The Organization of Leadership IIIJune 19, 2018
Second Dimension – Organization of Power
The second dimension relates to a how power is intentionally distributed within an organization. This concept, also known as empowerment, relates to a leader’s ability to improve decisions and influence the performance of the company.
Power has traditionally been organized in a structured, formalized way. Evolving from the traditional concept of leaders giving orders and workers obeying, to today, where it is more common to provide people some level of autonomy within a hierarchical structure.
During the second half of the 20th Century, in industrial sectors such as the automotive industry where competitive advantage in the ‘organization of labor’ began to lose its differentiating force, the re-organization of decision making ability and influence became essential to success. This has been the case, for example, with Toyota and its system of organization (“think global, act local”) which encouraged initiative and the involvement of all employees. Many employers are now seeking to find more effective ways of delegating authority and improving accountability.

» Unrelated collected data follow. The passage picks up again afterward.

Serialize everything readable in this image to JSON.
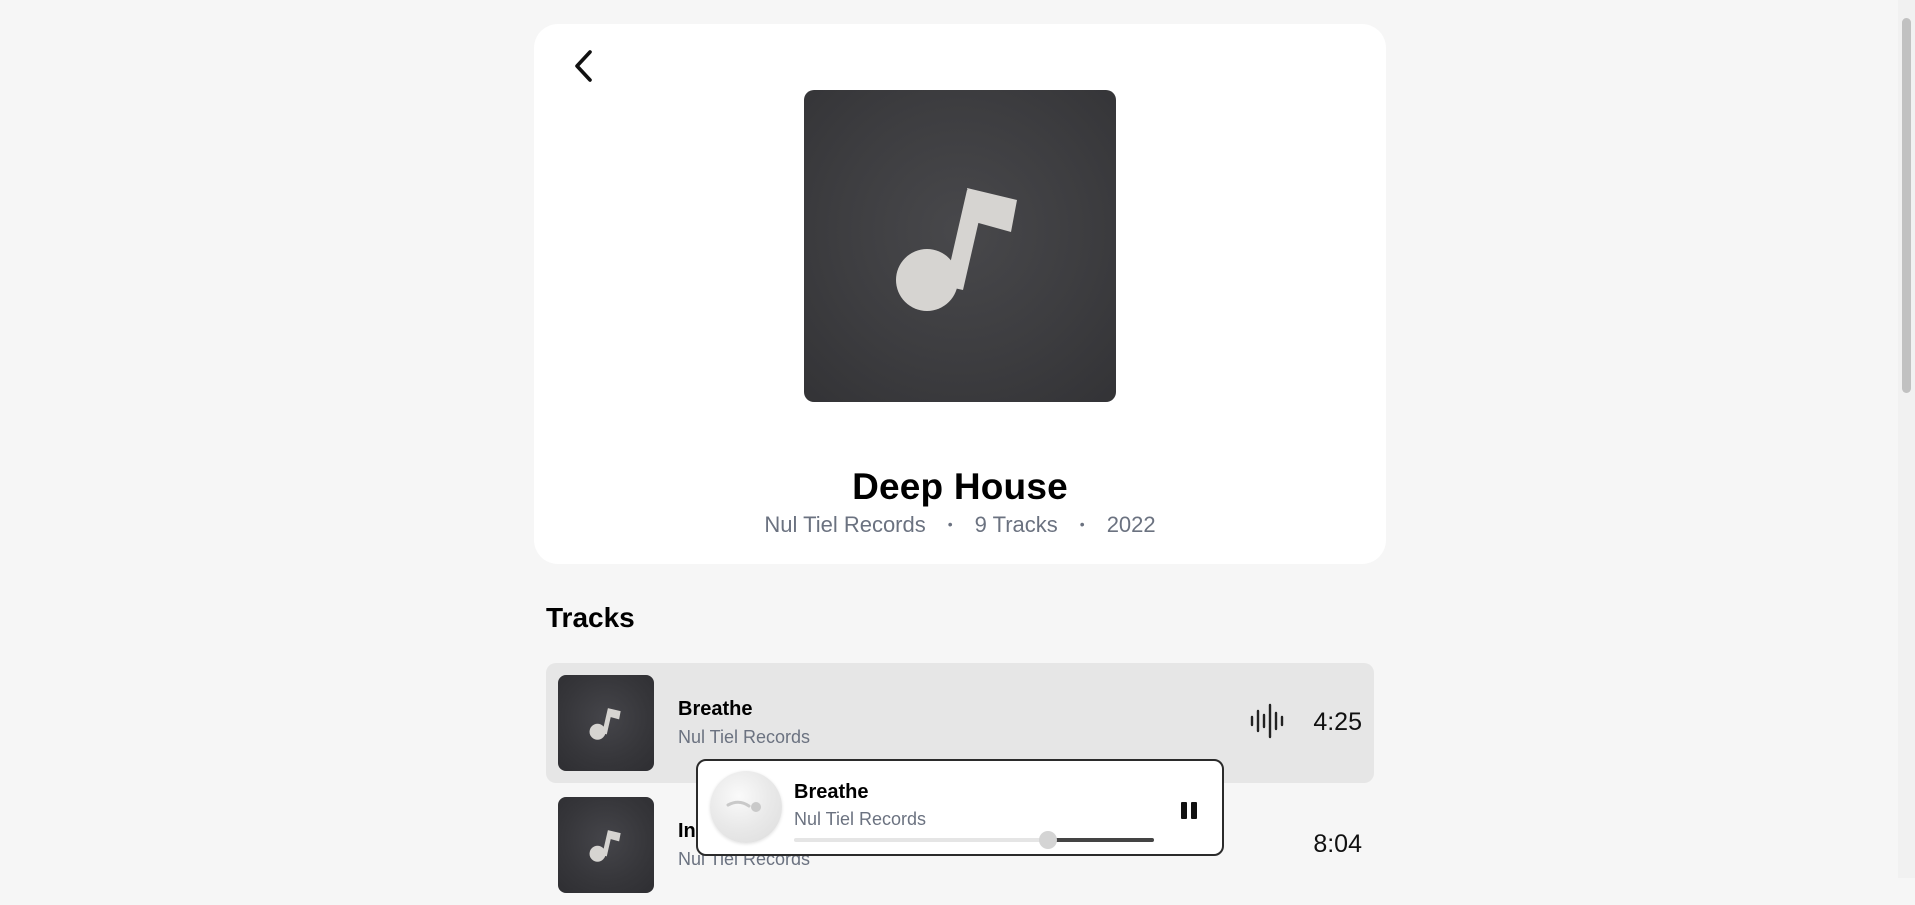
{
  "album": {
    "title": "Deep House",
    "label": "Nul Tiel Records",
    "track_count": "9 Tracks",
    "year": "2022",
    "separator": "•",
    "cover_icon": "music-note-icon"
  },
  "navigation": {
    "back_icon": "chevron-left-icon"
  },
  "tracks_section": {
    "heading": "Tracks",
    "items": [
      {
        "title": "Breathe",
        "artist": "Nul Tiel Records",
        "duration": "4:25",
        "playing": true,
        "status_icon": "audio-waveform-icon"
      },
      {
        "title": "In",
        "artist": "Nul Tiel Records",
        "duration": "8:04",
        "playing": false
      }
    ]
  },
  "now_playing": {
    "title": "Breathe",
    "artist": "Nul Tiel Records",
    "progress": 0.705,
    "control_icon": "pause-icon"
  },
  "colors": {
    "page_background": "#f6f6f6",
    "card_background": "#ffffff",
    "active_row": "#e6e6e6",
    "muted_text": "#6b7280",
    "cover_dark": "#3d3d40",
    "note_fill": "#d6d4d1"
  }
}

And advances in technology and mobility, coupled with new generations entering the workforce, are significantly impacting employee motivation and expectations relative to how they work, where they work, and why they work. All this is driving the need for companies to evolve the way they think about their people.

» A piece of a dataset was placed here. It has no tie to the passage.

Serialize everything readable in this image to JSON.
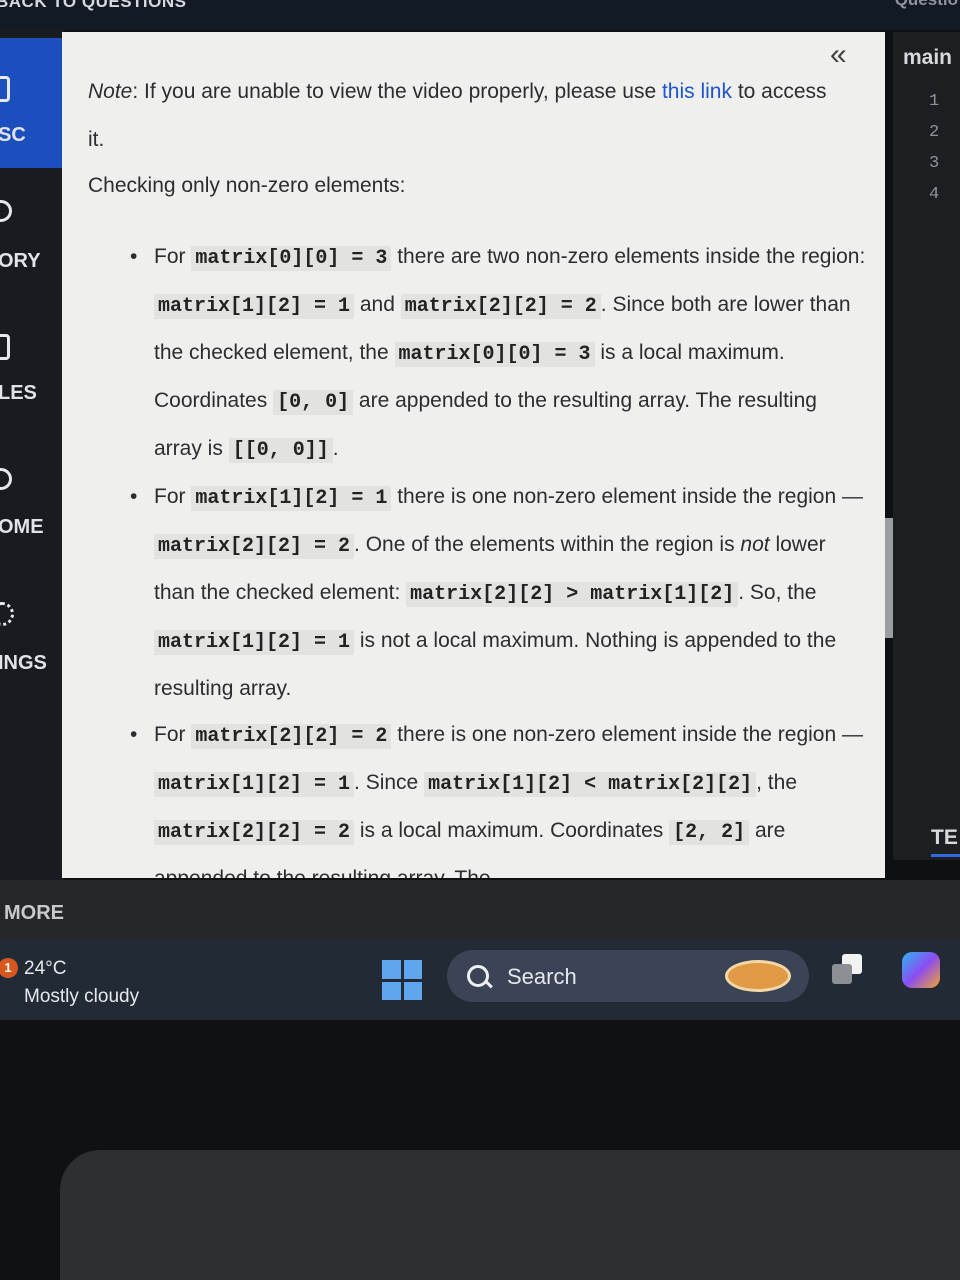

In a recent PR News article, for example, the authors argue that the word “contributor” – defined as any person supplying effort toward an organization’s business objectives and goals – would better describe the worker of the future.
Today people are searching for a deeper meaning at work – seeking to understand how their talents and strengths directly contribute to their work and the goals of their organization. We’re in need of new organizational designs and work structures that support this reality.